Product Requirements Document
Mesh: AI-Native Group Chat
A collaborative messaging platform where AI participates as a full teammate, not a bolted-on assistant. The AI listens, contributes when useful, stays silent when it has nothing to add, and quietly extracts structure from natural conversation.
Problem
Current AI integrations in team chat are either too passive (slash commands, search) or too aggressive (auto-replying to everything). Neither feels like collaboration. Teams want AI that behaves like a sharp teammate who happens to have perfect memory and infinite patience.
Core Thesis
The most important design decision for an AI teammate is not what it says. It is when it chooses to say nothing. An AI that talks too much is worse than no AI at all.
Target User
Small product/engineering teams (3-10 people) making fast decisions across multiple workstreams. Heavy Slack/Discord users frustrated by context loss and decision amnesia.
MVP Scope
1. Multi-user group chat
- Real-time messaging with user identity switching (demo mode)
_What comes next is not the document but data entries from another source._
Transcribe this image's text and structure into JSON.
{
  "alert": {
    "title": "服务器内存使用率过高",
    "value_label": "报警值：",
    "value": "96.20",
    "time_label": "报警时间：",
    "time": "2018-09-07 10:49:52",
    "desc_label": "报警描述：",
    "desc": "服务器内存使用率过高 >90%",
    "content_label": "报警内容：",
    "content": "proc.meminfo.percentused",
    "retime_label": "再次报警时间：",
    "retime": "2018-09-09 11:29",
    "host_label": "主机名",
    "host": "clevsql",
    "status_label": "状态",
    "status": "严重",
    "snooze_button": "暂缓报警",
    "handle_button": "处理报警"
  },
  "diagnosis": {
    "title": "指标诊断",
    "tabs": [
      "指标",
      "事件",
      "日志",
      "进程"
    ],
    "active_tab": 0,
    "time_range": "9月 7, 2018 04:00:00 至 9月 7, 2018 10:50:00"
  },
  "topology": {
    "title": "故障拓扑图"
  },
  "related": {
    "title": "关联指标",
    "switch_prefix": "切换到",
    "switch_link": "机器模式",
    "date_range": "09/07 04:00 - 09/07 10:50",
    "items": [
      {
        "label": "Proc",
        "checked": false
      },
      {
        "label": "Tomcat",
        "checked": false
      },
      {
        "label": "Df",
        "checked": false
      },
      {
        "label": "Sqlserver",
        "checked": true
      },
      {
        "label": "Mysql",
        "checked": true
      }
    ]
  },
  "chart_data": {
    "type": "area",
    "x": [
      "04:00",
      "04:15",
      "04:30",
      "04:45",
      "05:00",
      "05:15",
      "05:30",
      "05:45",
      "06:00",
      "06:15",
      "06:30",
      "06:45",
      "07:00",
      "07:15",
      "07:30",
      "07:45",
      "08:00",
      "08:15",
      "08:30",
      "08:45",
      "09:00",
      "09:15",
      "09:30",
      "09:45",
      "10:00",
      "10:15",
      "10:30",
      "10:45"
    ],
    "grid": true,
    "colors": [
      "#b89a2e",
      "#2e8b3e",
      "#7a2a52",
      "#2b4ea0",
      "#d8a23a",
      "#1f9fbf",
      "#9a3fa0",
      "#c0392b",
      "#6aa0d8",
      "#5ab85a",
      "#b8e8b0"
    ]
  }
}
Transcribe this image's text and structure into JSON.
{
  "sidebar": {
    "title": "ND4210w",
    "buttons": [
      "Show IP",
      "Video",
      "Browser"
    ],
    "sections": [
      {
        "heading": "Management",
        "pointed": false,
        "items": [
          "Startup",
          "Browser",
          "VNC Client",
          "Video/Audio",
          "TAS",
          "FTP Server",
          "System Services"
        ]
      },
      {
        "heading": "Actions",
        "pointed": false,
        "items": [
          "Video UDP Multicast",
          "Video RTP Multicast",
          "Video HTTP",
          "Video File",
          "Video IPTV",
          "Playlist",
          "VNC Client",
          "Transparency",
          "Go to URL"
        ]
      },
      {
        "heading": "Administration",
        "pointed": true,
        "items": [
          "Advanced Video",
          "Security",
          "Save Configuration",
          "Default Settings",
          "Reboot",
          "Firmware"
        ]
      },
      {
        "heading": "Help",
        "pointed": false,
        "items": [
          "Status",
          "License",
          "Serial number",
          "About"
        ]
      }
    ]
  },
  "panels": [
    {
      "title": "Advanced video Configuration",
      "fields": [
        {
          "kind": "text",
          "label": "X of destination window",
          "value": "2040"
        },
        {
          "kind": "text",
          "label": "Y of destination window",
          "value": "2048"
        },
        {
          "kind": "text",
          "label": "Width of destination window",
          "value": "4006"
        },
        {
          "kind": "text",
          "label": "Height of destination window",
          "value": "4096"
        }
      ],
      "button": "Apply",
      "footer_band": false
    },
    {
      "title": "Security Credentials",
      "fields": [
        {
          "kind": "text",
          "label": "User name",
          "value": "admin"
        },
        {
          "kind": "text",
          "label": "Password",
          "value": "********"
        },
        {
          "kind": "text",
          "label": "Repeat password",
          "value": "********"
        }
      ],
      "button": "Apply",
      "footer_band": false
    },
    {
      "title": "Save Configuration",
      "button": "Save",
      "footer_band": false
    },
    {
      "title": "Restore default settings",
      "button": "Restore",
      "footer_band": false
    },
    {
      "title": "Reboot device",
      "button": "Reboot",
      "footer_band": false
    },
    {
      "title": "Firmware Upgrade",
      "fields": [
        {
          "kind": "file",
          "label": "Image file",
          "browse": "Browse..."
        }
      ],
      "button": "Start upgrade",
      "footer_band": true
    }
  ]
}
- Message grouping, timestamps, typing indicators
- Markdown rendering in AI messages
2. "When to speak" logic
- AI classifies every message: respond or stay silent
- Criteria: direct question, information gap, actionable request = respond
- Criteria: casual banter, agreement, emotional conversation = stay silent
- Configurable activity level (slider from "only when asked" to "proactive")
- Visual indicator ("Mesh heard that") when AI chooses silence
3. Live context extraction
- Decisions, tasks, budget items, and links extracted automatically
- Context panel with timestamps and item counts per category
- Task checkboxes (mark as done/open)
- Budget summary with running totals
- Click any item to jump to the source message
- Items can be dismissed individually or cleared entirely
- Context is extracted even when AI stays silent
4. Guided demo with reveal
- Auto-play a scripted multi-user conversation with natural timing
- Demo shows AI choosing when to speak and when to stay silent
- One "human" participant is secretly the AI the whole time
- Reveal card at the end: "Marcus was the AI the whole time"
- Play/pause/skip controls with progress indicator
5. Room settings
- AI personality: Professional / Casual / Minimal
- Activity level: slider controlling response threshold
- Capability toggles: extract decisions, summarize, answer questions, suggest actions
- Custom AI name
6. Agent-to-agent messaging
- Each user has a personal AI agent that can act on their behalf
- When coordination is needed (scheduling, logistics), agents negotiate visibly in the chat
- Agent messages are visually distinct: indented, dashed borders, smaller avatars, "AGENT" pill
- Agents reference the human they represent (e.g., "Jordan's Agent")
- Demo includes a scheduling negotiation where two agents coordinate a meeting
7. Community-owned intelligence
- Room rules: natural language instructions the AI must follow in every response
- Thumbs up/down feedback on AI messages (visible on hover)
- Thumbs down prompts for a reason, which becomes a learned preference
- Thumbs up captures the message style as a positive signal
- Learned preferences shown as dismissible pills in settings
- Both room rules and learned preferences are injected into the AI system prompt
Technical Architecture
Stack
- Next.js 16, TypeScript, Tailwind CSS 4, shadcn/ui
- OpenAI GPT-4o (responses) + GPT-4o-mini (classification)
- Vercel AI SDK for structured generation and streaming
- SSE for token-by-token response streaming
- Geist Mono font throughout
API design
Single endpoint, two-phase approach:
- Decision phase (GPT-4o-mini, ~200ms): returns shouldRespond boolean and extracted context items. Fast and cheap.
- Response phase (GPT-4o, streamed): only runs if shouldRespond is true. Streams via SSE with metadata event first, then text chunks.
System prompt adapts to settings
Personality, activity level, and capability toggles are injected into the system prompt at request time. Activity level maps to specific behavioral guidance (e.g., level 25 = "almost never respond unless directly addressed").
What is NOT in MVP
- Authentication / user accounts
- Persistence beyond the session
- Real-time multi-user (WebSocket)
- File uploads or image generation
- Thread / reply support
- Multiple rooms
- Mobile native app
Success Metrics
- Demo viewer cannot tell which participant is the AI (reveal lands)
- AI stays silent on at least 30% of messages during natural conversation
- Context panel captures all key decisions and tasks without user prompting
- Response latency under 2 seconds for first token
Open Questions
- Should the AI be able to @mention specific users?
- How do we handle disagreements where the AI has a strong opinion?
- What is the right default activity level for new rooms?
- Should context items be editable by users, not just dismissable?